Concatenate a string and number and compare that with another string in awk script

I have below code inside my awk script

if ( $0 ~ /SVC IN:/ )
  {
    svc_in=substr( $0,23 , 3);
    if (msg_start == 1 && msg_end == 0)
     {
        msg_arr[msg_lnno++]=$0;
     }
  }
else if ( $0 ~ /^SVC OUT:/ )
  {
    svc_out=substr( $0, 9, 3);
      if (msg_start == 1 && msg_end == 0)
     {
        msg_arr[msg_lnno++]=$0;
     }
   }
 else if ( $0 ~ /^MSGEND/ )
  {
 if ( $svc_in$svc_out != "ABCABC" )
{
print .....
}
else
{
print ..
}
)

The issue here is it works fine when both in and out values are strings and gets an error when one of them is a number.
My input file has diff combinations, how can we convert it when we get a number in any one value?

Try:

svc_in svc_out != "ABCABC"

(do not use $'s in front of variables)

Do we need to give space in between svc_in and svc_out or without any space?

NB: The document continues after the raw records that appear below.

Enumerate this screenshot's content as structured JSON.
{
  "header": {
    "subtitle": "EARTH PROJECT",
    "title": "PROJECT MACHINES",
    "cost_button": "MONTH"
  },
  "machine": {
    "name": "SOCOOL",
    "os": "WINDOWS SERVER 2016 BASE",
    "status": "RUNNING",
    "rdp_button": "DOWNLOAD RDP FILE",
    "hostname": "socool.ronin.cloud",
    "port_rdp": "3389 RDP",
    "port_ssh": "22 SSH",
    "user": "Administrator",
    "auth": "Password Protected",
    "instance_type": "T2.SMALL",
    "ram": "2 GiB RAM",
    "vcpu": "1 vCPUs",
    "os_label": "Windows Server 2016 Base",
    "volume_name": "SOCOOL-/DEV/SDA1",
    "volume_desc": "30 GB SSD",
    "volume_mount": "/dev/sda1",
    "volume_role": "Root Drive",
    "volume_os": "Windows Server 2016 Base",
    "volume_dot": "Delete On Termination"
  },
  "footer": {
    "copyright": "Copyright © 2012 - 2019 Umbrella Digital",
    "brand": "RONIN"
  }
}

give space. otherwise it will think it's another variable.

1 Like

The space character is the concatenation operator in awk

$ echo "333" | awk '{ $0="space in front " $0 "no space after"; print $0}'
space in front 333no space after

1 Like

This worked, Thanks for your help !!

Put a string concatenation in parenthesis to better visualize the order!